The locomotives were short-lived and this class had been withdrawn by British Rail by the end of 1977. Several were bought for industrial use and have subsequently passed into preservation. Two locomotives, no. 07001, owned by Harry Needle Railroad Company (HNRC), and 07007, owned by Knights Rail Services, are mainline registered. All surviving locomotives are listed below.
- 07001 – Formerly HNRC, now preserved by Heritage Shunters Trust at Peak Rail. Fully operational, currently repainted into a blue livery with 'wasp' ends but without numbering (as of 1 September 2013).
- 07005 – Preserved at the Great Central Railway
- 07007 – In use by Knights Rail Services at Eastleigh Works. Mainline registered in April 2008. Currently painted in Rail Blue livery.
- 07010 – Preserved on Avon Valley Railway in BR Blue livery. Currently awaiting repairs following electrical failure December 2014. Repainted into BR Blue September 2013.
- 07011 – Privately owned at St Leonards TMD. Rail Blue livery.
- 07012 – Formerly HNRC, now preserved at Barrow Hill.
- 07013 – Formerly HNRC, externally restored in Rail Blue livery Now at the East Lancashire Railway.

==Class summary==

| Pre-TOPS Number | TOPS number | Date into Service | Date withdrawn | Image | Further use or date scrapped |
| D2985 | 07001 | 27 June 1962 | 2 July 1977 |  | Staveley Limeworks, Buxton 1976, later preserved, now owned by Harry Needle Railroad Company located at Barrow Hill |
| D2986 | 07002 | 16 June 1962 |  | Powell Duffryn, Kidwelly, 1976, Scrapped on site in the 1980s |
| D2987 | 07003 | 4 October 1976 |  | P Wood, Queenborough 1976, later British Industrial Sand at Oakamoor, scrapped 1985 |
| D2988 | 07004 (not carried) | 6 May 1973 |  | Scrapped at Eastleigh Works in 1973 |
| D2989 | 07005 | 27 June 1962 | 2 July 1977 |  | ICI Wilton, Middlesbrough 1976, named Langbaurgh whilst at ICI Wilton. Now preserved at the Great Central Railway |
| D2990 | 07006 | 13 July 1962 |  | Powell Duffryn, Kidwelly 1976, scrapped on site in the 1980s |
| D2991 | 07007 (not carried while in capital stock) | 21 July 1962 | 6 May 1973 |  | Knights Rail Services at Eastleigh Works |
| D2992 | 07008 (not carried) | 28 July 1962 |  | Scrapped at Eastleigh Works in 1976 |
| D2993 | 07009 | 21 August 1962 | 4 October 1976 |  | P Wood, Queenborough 1976, later exported to Italy, scrapped in 1997 |
| D2994 | 07010 | 5 September 1962 |  | Preserved firstly at West Somerset Railway, now at Avon Valley Railway |
| D2995 | 07011 | 22 September 1962 | 2 July 1977 |  | Privately owned at St Leonards TMD, fitted with high-level brake pipes on one end for shunting DEMU vehicles |
| D2996 | 07012 | 6 October 1962 |  | Recently purchased for shunting at Bridgnorth at the Severn Valley Railway |
| D2997 | 07013 | 20 October 1962 |  | Dow Chemical Company, King's Lynn 1976, preserved firstly at Barrow Hill, now at the East Lancashire Railway |
| D2998 | 07014 (not carried) | 10 November 1962 | 6 May 1973 |  | Scrapped at Eastleigh Works in 1976 |

==Technical details==
- Engine: Ruston/Paxman 6RPHL Mk. 3, 60° V6, 29.3-litre, 6-cylinder, indirect injection, 4-stroke
- Main Generator: AEI RTB6652
- Traction motor: AEI RTA6652, spigot mounted on a double reduction, axle-hung, final drive gearbox

Locomotive (air) and train (vacuum) brakes were fitted from new.
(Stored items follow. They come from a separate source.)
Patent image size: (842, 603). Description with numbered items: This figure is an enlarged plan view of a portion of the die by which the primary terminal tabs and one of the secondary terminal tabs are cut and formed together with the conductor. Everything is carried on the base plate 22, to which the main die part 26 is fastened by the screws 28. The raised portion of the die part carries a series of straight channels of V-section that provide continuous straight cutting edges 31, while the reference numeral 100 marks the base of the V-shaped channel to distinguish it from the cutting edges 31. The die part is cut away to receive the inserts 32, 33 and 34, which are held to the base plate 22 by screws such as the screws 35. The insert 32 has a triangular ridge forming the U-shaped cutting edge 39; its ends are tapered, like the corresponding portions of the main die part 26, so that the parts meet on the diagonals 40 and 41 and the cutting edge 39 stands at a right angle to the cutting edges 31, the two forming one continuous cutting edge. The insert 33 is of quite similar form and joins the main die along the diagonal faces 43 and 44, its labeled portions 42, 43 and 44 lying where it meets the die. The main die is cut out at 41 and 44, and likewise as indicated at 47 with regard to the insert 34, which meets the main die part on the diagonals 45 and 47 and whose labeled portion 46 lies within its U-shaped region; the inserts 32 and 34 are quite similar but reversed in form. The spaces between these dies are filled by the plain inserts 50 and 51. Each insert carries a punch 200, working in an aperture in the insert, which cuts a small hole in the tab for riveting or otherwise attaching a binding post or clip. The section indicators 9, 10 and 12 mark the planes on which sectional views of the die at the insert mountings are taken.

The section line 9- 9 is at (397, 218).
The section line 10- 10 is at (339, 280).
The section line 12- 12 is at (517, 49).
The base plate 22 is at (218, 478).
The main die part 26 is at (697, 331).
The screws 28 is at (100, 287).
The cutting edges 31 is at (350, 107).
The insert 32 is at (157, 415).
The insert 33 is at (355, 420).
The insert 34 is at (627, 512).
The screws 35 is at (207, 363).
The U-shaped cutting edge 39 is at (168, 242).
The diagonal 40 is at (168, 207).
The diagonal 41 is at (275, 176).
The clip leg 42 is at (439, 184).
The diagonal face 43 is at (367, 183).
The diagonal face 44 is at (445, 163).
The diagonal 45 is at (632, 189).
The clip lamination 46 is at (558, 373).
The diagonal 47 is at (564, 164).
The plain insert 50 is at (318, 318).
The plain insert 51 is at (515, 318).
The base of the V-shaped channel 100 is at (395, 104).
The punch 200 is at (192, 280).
Air train braking was added later, in some cases with high-level air brake pipes for use with Southern Region electric multiple units. Originally the class had radio communication sets fitted for use at Southampton Docks, the aerial located on the top right-hand corner of the engine bonnet. These were removed when operation at the docks ceased.

== Models ==
Class 07 is available as a ready-to-run model in OO gauge by Heljan and in kit and R-T-R form by Silver Fox.